Une nouvelle vague de purge a recommencé le 19 août 2019, démettant les co-maires éluEs du HDP après les élections locales du 31 mars 2019, et les envoyant en prison. Sur les 65 mairies, conquises par le HDP, les co-maires éluEs de 6 localités se sont vu refuser leurs mandats, avec le prétexte qu’ils-elles avaient été préalablement “limogéEs” par décret à valeur de loi (KHK).

Les co-maires furent remplacéEs par des administrateurs nommés par l’Etat. Cette pratique se base sur le décret à valeur de loi KHK n°674 promulgué le 15/8/2016, sous état d’exception (OHAL). Pourtant, juristes, avocats, barreaux ont dénoncé et déposé des requêtes, en précisant que cette pratique est illégale, car le décret en question va totalement à l’encontre de la Constitution.

Jusqu’à ce jour, 32 co-maires ont été retiréEs de leur fonctions et remplacéEs par des “administrateurs” nommés par l’Etat.

27 des co-maires ont été arrêtéEs, dont 3 seulement ont été libéréEs très récemment : Mehmet Fatih Taş et Fatma Ay (co-maires de Kulp), Semire Nergiz co-mairesse de Nusaybin. A ce jour 24 co-maires sont sont toujours incarcéréEs.

Longues heures de voyage sans arrêt avec menottes

Les destitutions ont débuté le 19 août 2019 dernier, avec une décision qui concernait : Figen Altındağ et Ahmet Türk co-maires de Mardin métropole ; Selçuk Mızraklı, co-maire de Diyarbakır metropole ; Bedia Özgökçe Ertan et Mustafa Avcı co-maires de Van metropole.

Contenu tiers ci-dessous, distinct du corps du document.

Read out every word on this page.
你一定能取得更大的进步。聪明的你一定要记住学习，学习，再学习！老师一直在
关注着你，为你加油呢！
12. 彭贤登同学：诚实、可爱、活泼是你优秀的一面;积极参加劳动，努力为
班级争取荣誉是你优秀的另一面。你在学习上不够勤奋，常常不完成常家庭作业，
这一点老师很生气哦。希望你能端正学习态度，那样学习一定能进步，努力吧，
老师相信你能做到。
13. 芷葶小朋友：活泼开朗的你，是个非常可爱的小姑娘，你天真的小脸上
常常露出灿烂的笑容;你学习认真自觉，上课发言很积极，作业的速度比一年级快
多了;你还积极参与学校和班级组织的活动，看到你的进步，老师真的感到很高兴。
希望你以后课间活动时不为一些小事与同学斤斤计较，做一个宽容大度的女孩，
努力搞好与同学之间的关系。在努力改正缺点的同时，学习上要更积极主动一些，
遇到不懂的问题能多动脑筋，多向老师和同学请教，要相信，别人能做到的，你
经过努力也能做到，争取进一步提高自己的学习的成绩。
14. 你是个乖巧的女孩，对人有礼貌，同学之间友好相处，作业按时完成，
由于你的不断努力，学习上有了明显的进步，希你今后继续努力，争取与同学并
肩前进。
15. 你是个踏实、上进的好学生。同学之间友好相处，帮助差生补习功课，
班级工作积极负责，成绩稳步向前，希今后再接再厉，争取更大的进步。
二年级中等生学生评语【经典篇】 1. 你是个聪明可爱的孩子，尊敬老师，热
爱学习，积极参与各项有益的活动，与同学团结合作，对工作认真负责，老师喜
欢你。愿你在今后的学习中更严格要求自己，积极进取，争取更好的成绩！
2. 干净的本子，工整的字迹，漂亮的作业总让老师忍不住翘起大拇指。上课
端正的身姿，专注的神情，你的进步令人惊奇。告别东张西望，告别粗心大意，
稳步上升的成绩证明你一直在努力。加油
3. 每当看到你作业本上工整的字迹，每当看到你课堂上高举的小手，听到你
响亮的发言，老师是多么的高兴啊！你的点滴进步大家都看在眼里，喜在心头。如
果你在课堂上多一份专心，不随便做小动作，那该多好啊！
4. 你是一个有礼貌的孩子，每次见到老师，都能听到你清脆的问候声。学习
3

Selçuk Mızraklı a été arrêté le 22 octobre pour “appartenance à une organisation terroriste”, en même temps que Keziban Yılmaz, co-mairesse de Kayapınar (district de Diyarbakır) et Rojda Nazlıer, co-mairesse de Kocaköy (district de Diyarbakır). 4 jours plus tard, ces trois détenuEs politiques, incarcéréEs à la prison de type D de Diyarbakır, ont été transféréEs vers la prison de Kayseri Bünyan, à 563 km de distance. Pourtant, leurs procès sont pris en charge par le tribunal de Diyarbakır !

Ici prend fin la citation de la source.